Se despertó sentada, al sol, en el patio de la quinta. Ruddy y Elsie la miraban. Marcela pensó decirles que la dejaran tranquila, que se fueran a jugar por ahí porque ella tenía que volver a un sitio, pero se confundía las palabras. Sintió la lengua pegajosa y trabada.
Elsie, codeando a su hermanito, dijo:
-Dale, dale -y se tapaba la boca con las dos manos, para reírse.
Ruddy se acercó.
-Tomá, Marcela
Marcela estiró el brazo. Pero había calculado mal la distancia (o acaso el niño Ruddy se alejó a propósito) y casi deja caer la botella al suelo. Los chicos reían como locos. Ruddy dijo:
-A que no te la tomás toda.
-Sí, toda -dijo Elsie, y saltaba. Y aquella era muy divertido: Ruddy le había estado dando toda la tarde esa bebida a Marcela y era más divertido que cuando emborracharon al loro.
Bebió. El sol daba de plano sobre el patio, pero el patio, de pronto, se había nublado. Los chicos, lejos. Disfrazados de indios. Envueltos en dos chales de la señora Lisa. Y entonces Marcela creyó recordar que antes de salir a la ciudad la señora Lisa le había encargado algo para la cena. La niña rubia: allí estaba otra vez. Marcela se fue detrás de la niña con pollerita de flor. A su espalda, entre las ramas azules, le pareció escuchar la voz del malísimo Ruddy.
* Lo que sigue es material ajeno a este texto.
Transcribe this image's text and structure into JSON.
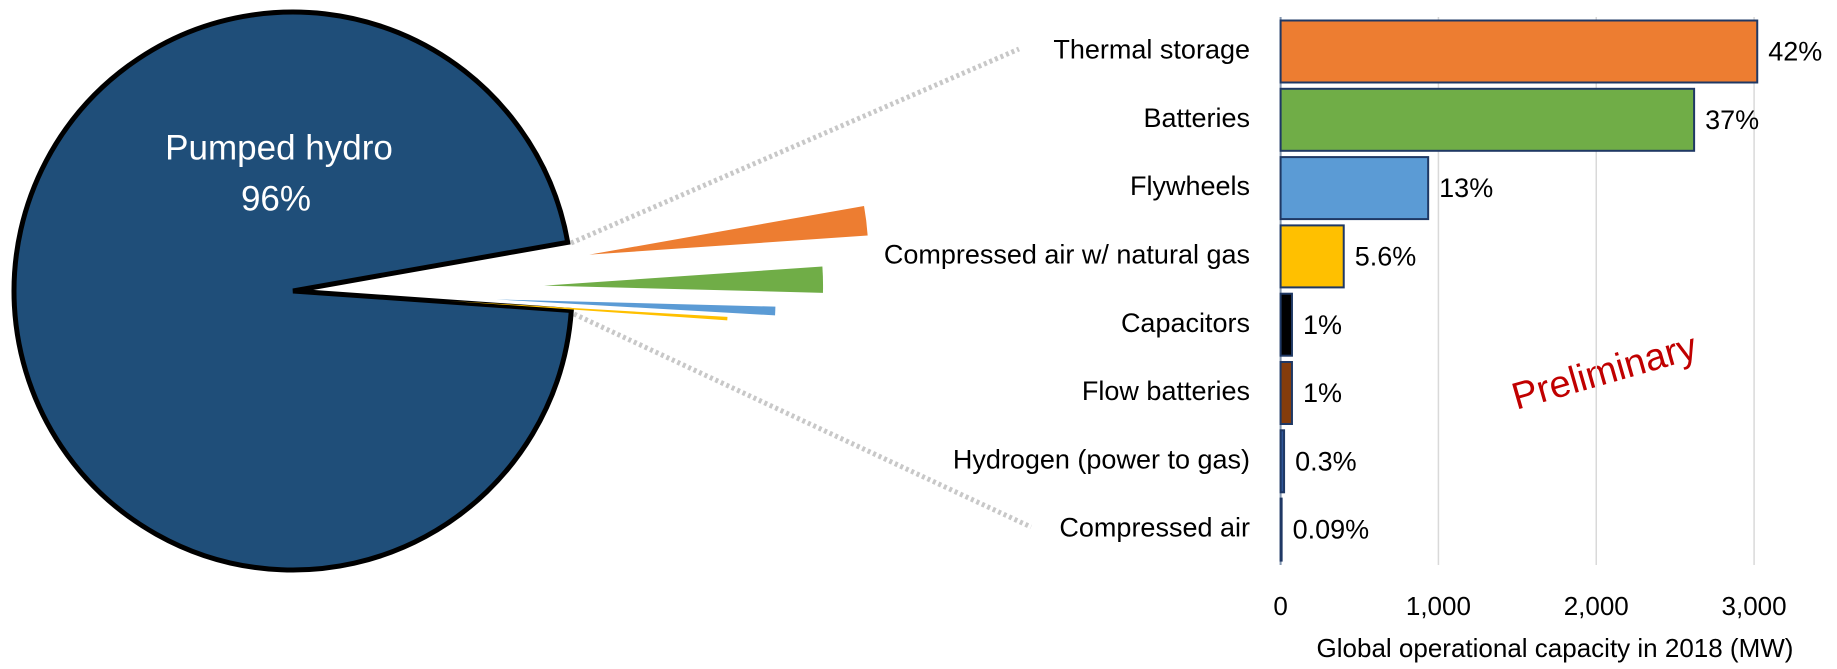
{
  "chart_data": [
    {
      "type": "pie",
      "categories": [
        "Pumped hydro",
        null,
        null,
        null,
        null
      ],
      "values": [
        96,
        1.7,
        1.5,
        0.5,
        0.2
      ],
      "value_labels": [
        "96%",
        null,
        null,
        null,
        null
      ],
      "colors": [
        "#1F4E79",
        "#ED7D31",
        "#70AD47",
        "#5B9BD5",
        "#FFC000"
      ]
    },
    {
      "type": "bar",
      "orientation": "horizontal",
      "categories": [
        "Thermal storage",
        "Batteries",
        "Flywheels",
        "Compressed air w/ natural gas",
        "Capacitors",
        "Flow batteries",
        "Hydrogen (power to gas)",
        "Compressed air"
      ],
      "values": [
        3020,
        2620,
        935,
        400,
        72,
        72,
        22,
        6.5
      ],
      "value_labels": [
        "42%",
        "37%",
        "13%",
        "5.6%",
        "1%",
        "1%",
        "0.3%",
        "0.09%"
      ],
      "colors": [
        "#ED7D31",
        "#70AD47",
        "#5B9BD5",
        "#FFC000",
        "#000000",
        "#843C0C",
        "#2F5597",
        "#203864"
      ],
      "xlim": [
        0,
        3500
      ],
      "xticks": [
        0,
        {
          "value": 1000,
          "label": "1,000"
        },
        {
          "value": 2000,
          "label": "2,000"
        },
        {
          "value": 3000,
          "label": "3,000"
        }
      ],
      "xlabel": "Global operational capacity in 2018 (MW)",
      "annotation": "Preliminary",
      "grid": true
    }
  ]
}
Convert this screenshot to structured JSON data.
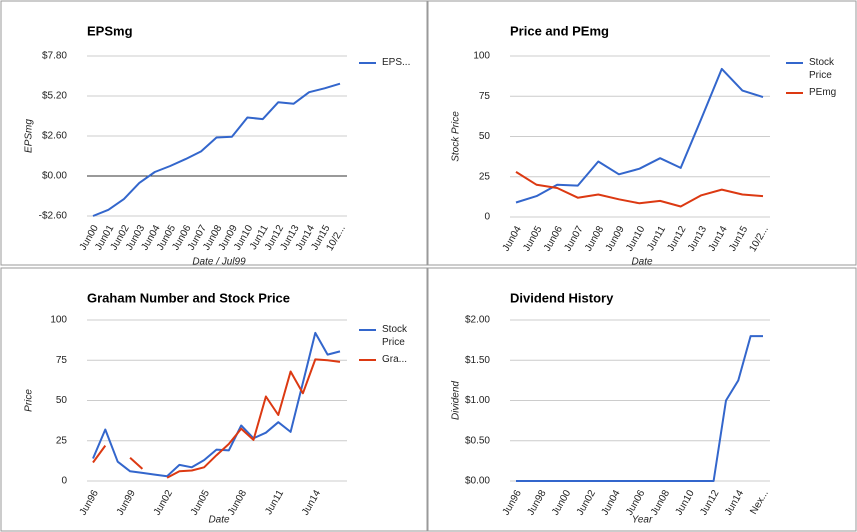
{
  "chart_data": [
    {
      "type": "line",
      "title": "EPSmg",
      "x_label": "Date / Jul99",
      "y_label": "EPSmg",
      "categories": [
        "Jun00",
        "Jun01",
        "Jun02",
        "Jun03",
        "Jun04",
        "Jun05",
        "Jun06",
        "Jun07",
        "Jun08",
        "Jun09",
        "Jun10",
        "Jun11",
        "Jun12",
        "Jun13",
        "Jun14",
        "Jun15",
        "10/2..."
      ],
      "series": [
        {
          "name": "EPS...",
          "color": "#3366cc",
          "values": [
            -2.6,
            -2.2,
            -1.5,
            -0.45,
            0.26,
            0.65,
            1.1,
            1.6,
            2.5,
            2.55,
            3.8,
            3.7,
            4.8,
            4.7,
            5.45,
            5.7,
            6.0
          ]
        }
      ],
      "ylim": [
        -2.6,
        7.8
      ],
      "yticks": [
        {
          "value": -2.6,
          "label": "-$2.60"
        },
        {
          "value": 0,
          "label": "$0.00"
        },
        {
          "value": 2.6,
          "label": "$2.60"
        },
        {
          "value": 5.2,
          "label": "$5.20"
        },
        {
          "value": 7.8,
          "label": "$7.80"
        }
      ],
      "grid": true,
      "zero_line": true,
      "legend": "right"
    },
    {
      "type": "line",
      "title": "Price and PEmg",
      "x_label": "Date",
      "y_label": "Stock Price",
      "categories": [
        "Jun04",
        "Jun05",
        "Jun06",
        "Jun07",
        "Jun08",
        "Jun09",
        "Jun10",
        "Jun11",
        "Jun12",
        "Jun13",
        "Jun14",
        "Jun15",
        "10/2..."
      ],
      "series": [
        {
          "name": "Stock Price",
          "color": "#3366cc",
          "values": [
            9,
            13,
            20,
            19.5,
            34.5,
            26.5,
            30,
            36.5,
            30.5,
            61,
            92,
            78.5,
            74.5
          ]
        },
        {
          "name": "PEmg",
          "color": "#dc3912",
          "values": [
            28,
            20,
            18,
            12,
            14,
            11,
            8.5,
            10,
            6.5,
            13.5,
            17,
            14,
            13
          ]
        }
      ],
      "ylim": [
        0,
        100
      ],
      "yticks": [
        0,
        25,
        50,
        75,
        100
      ],
      "grid": true,
      "legend": "right"
    },
    {
      "type": "line",
      "title": "Graham Number and Stock Price",
      "x_label": "Date",
      "y_label": "Price",
      "categories": [
        "Jun96",
        null,
        null,
        "Jun99",
        null,
        null,
        "Jun02",
        null,
        null,
        "Jun05",
        null,
        null,
        "Jun08",
        null,
        null,
        "Jun11",
        null,
        null,
        "Jun14",
        null,
        null
      ],
      "series": [
        {
          "name": "Stock Price",
          "color": "#3366cc",
          "values": [
            14,
            32,
            12,
            6,
            5,
            4,
            3,
            10,
            8.5,
            13,
            19.5,
            19,
            34.5,
            26.5,
            30,
            36.5,
            30.5,
            61,
            92,
            78.5,
            80.5
          ]
        },
        {
          "name": "Gra...",
          "color": "#dc3912",
          "values": [
            11.5,
            22,
            null,
            14.5,
            7.5,
            null,
            2,
            6,
            6.5,
            8.5,
            16,
            23,
            32.5,
            25.5,
            52.5,
            41,
            68,
            54.5,
            75.5,
            75,
            74
          ]
        }
      ],
      "ylim": [
        0,
        100
      ],
      "yticks": [
        0,
        25,
        50,
        75,
        100
      ],
      "grid": true,
      "legend": "right"
    },
    {
      "type": "line",
      "title": "Dividend History",
      "x_label": "Year",
      "y_label": "Dividend",
      "categories": [
        "Jun96",
        null,
        "Jun98",
        null,
        "Jun00",
        null,
        "Jun02",
        null,
        "Jun04",
        null,
        "Jun06",
        null,
        "Jun08",
        null,
        "Jun10",
        null,
        "Jun12",
        null,
        "Jun14",
        null,
        "Nex..."
      ],
      "series": [
        {
          "color": "#3366cc",
          "values": [
            0,
            0,
            0,
            0,
            0,
            0,
            0,
            0,
            0,
            0,
            0,
            0,
            0,
            0,
            0,
            0,
            0,
            1.0,
            1.25,
            1.8,
            1.8
          ]
        }
      ],
      "ylim": [
        0,
        2
      ],
      "yticks": [
        {
          "value": 0,
          "label": "$0.00"
        },
        {
          "value": 0.5,
          "label": "$0.50"
        },
        {
          "value": 1,
          "label": "$1.00"
        },
        {
          "value": 1.5,
          "label": "$1.50"
        },
        {
          "value": 2,
          "label": "$2.00"
        }
      ],
      "grid": true
    }
  ]
}
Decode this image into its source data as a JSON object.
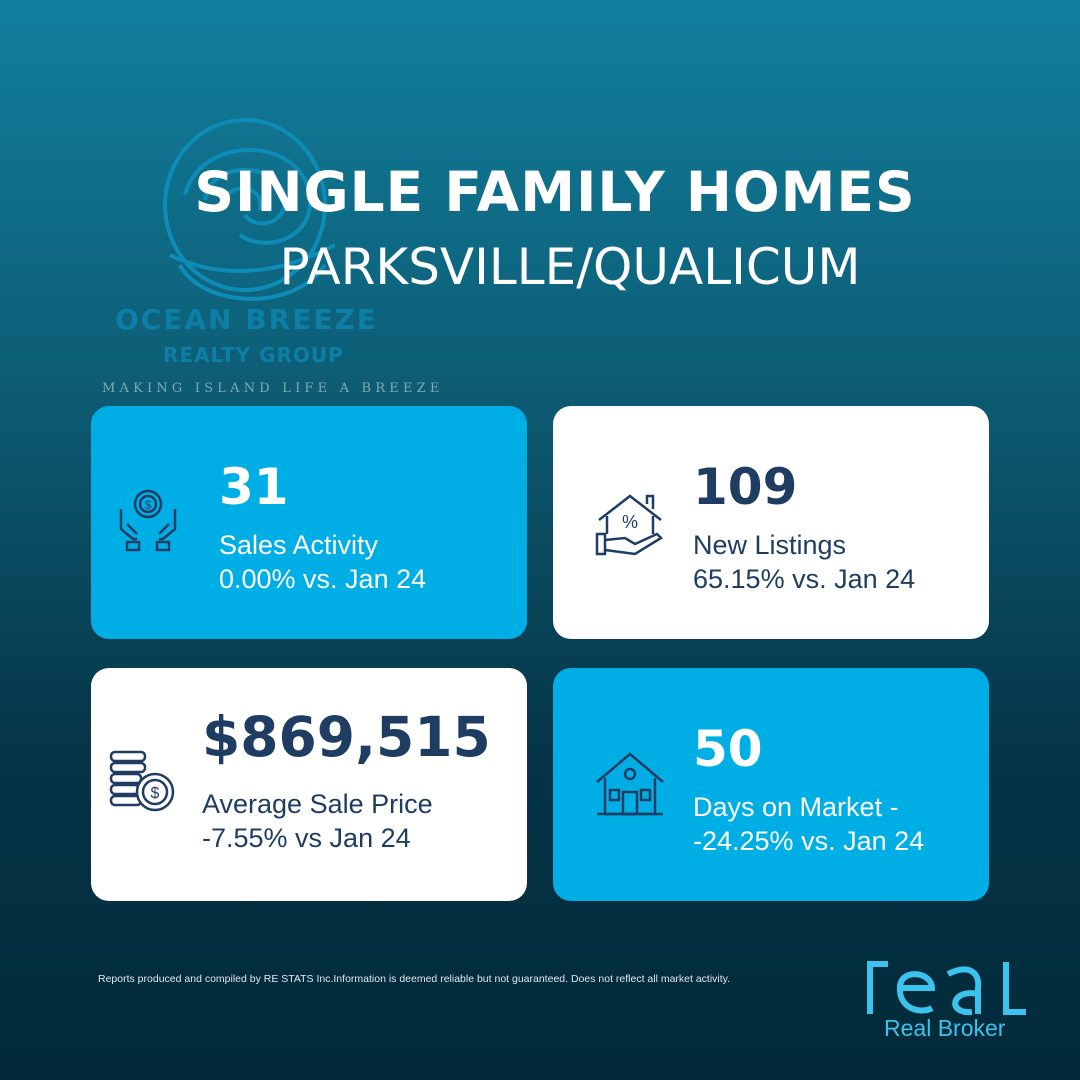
{
  "header": {
    "title": "SINGLE FAMILY HOMES",
    "subtitle": "PARKSVILLE/QUALICUM"
  },
  "brand": {
    "name": "OCEAN BREEZE",
    "sub": "REALTY GROUP",
    "tagline": "MAKING ISLAND LIFE A BREEZE"
  },
  "colors": {
    "card_blue": "#00aee6",
    "text_dark": "#1f3d63",
    "accent": "#3bc3ee"
  },
  "cards": [
    {
      "value": "31",
      "label": "Sales Activity",
      "change": "0.00% vs. Jan 24",
      "icon": "hands-coin-icon",
      "theme": "blue"
    },
    {
      "value": "109",
      "label": "New Listings",
      "change": "65.15% vs. Jan 24",
      "icon": "house-percent-hand-icon",
      "theme": "white"
    },
    {
      "value": "$869,515",
      "label": "Average Sale Price",
      "change": "-7.55% vs Jan 24",
      "icon": "coin-stack-icon",
      "theme": "white"
    },
    {
      "value": "50",
      "label": "Days on Market -",
      "change": "-24.25% vs. Jan 24",
      "icon": "house-icon",
      "theme": "blue"
    }
  ],
  "footer": {
    "disclaimer": "Reports produced and compiled by RE  STATS Inc.Information is deemed reliable but not guaranteed. Does not reflect all market activity.",
    "broker_logo": "real",
    "broker_name": "Real Broker"
  }
}
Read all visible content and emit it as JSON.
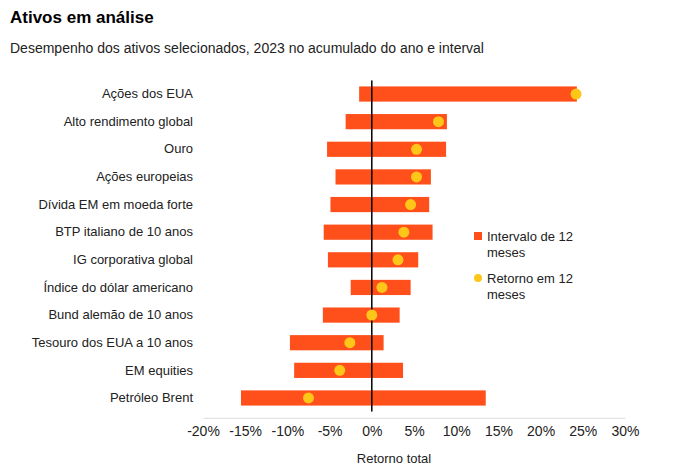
{
  "chart_data": {
    "type": "bar",
    "orientation": "horizontal",
    "title": "Ativos em análise",
    "subtitle": "Desempenho dos ativos selecionados, 2023 no acumulado do ano e interval",
    "x_label": "Retorno total",
    "categories": [
      "Ações dos EUA",
      "Alto rendimento global",
      "Ouro",
      "Ações europeias",
      "Dívida EM em moeda forte",
      "BTP italiano de 10 anos",
      "IG corporativa global",
      "Índice do dólar americano",
      "Bund alemão de 10 anos",
      "Tesouro dos EUA a 10 anos",
      "EM equities",
      "Petróleo Brent"
    ],
    "series": [
      {
        "name": "Intervalo de 12 meses",
        "type": "bar",
        "color": "#ff4f1a",
        "values": [
          [
            -1.5,
            24.3
          ],
          [
            -3.1,
            8.9
          ],
          [
            -5.3,
            8.8
          ],
          [
            -4.3,
            7.0
          ],
          [
            -4.9,
            6.8
          ],
          [
            -5.7,
            7.2
          ],
          [
            -5.2,
            5.5
          ],
          [
            -2.5,
            4.6
          ],
          [
            -5.8,
            3.3
          ],
          [
            -9.7,
            1.4
          ],
          [
            -9.2,
            3.7
          ],
          [
            -15.5,
            13.5
          ]
        ]
      },
      {
        "name": "Retorno em 12 meses",
        "type": "scatter",
        "marker": "circle",
        "color": "#ffc61a",
        "values": [
          24.2,
          7.9,
          5.3,
          5.3,
          4.6,
          3.8,
          3.1,
          1.2,
          0.0,
          -2.6,
          -3.8,
          -7.5
        ]
      }
    ],
    "xlim": [
      -20,
      30
    ],
    "xticks": [
      {
        "value": -20,
        "label": "-20%"
      },
      {
        "value": -15,
        "label": "-15%"
      },
      {
        "value": -10,
        "label": "-10%"
      },
      {
        "value": -5,
        "label": "-5%"
      },
      {
        "value": 0,
        "label": "0%"
      },
      {
        "value": 5,
        "label": "5%"
      },
      {
        "value": 10,
        "label": "10%"
      },
      {
        "value": 15,
        "label": "15%"
      },
      {
        "value": 20,
        "label": "20%"
      },
      {
        "value": 25,
        "label": "25%"
      },
      {
        "value": 30,
        "label": "30%"
      }
    ],
    "grid": false,
    "legend": "right"
  }
}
-Mirá que cara de pava. Mirá
Después recordó qué era lo que le había encargado la señora Lisa, pero fue sólo un instante.
La niña agitaba su mano y la llamaba, desapareció de nuevo mientras se oía en alguna parte la risa de Elsie (pero Ruddy y Elsie no debían entrar al bosque azul), y Marcela echó a correr detrás de la chiquita rubia.

Cierto. Marcela se parecía a un pavo. Tal vez su andar, un poco torpe, bamboleante. O sus ojos- unos extraños ojos redondos, graves-, de bestia mansa. O quién sabe. Cuando no había nada qué hacer en la casa, y siempre que Ruddy y Elsie no la espiaran, claro, a Marcela podía oírsela hablando largamente con ellos: con los animalitos bobos del corral. Y a lo mejor fue por eso que acabó pareciéndoseles. Quién sabe. En todo caso, era un apacible y eficaz pavo de tiro. Un pavo percherón, sí, en este sentido nadie iba a poder nunca reprocharle nada. Y en el otro sentido tampoco, porque como decía el padre cura se nace feo como se nace lindo.
-Por esas cosas de Dios.
Fue el padre cura quien trajo a Marcela a la quinta de los Alinson. Llegó una tarde y le dijo a la señora Lisa:
-Podés hacer una buena obra, m’hija.
Y Lisa, que era buena católica y además necesitaba un a muchacha, accedió de inmediato, contentísima, sin esperar a que el padre cura terminase de explicarle lo de la inundación, la familia sin casa y los padres ahogados de Marcela, borrachos los dos en el rancho, que por eso se ahogaron.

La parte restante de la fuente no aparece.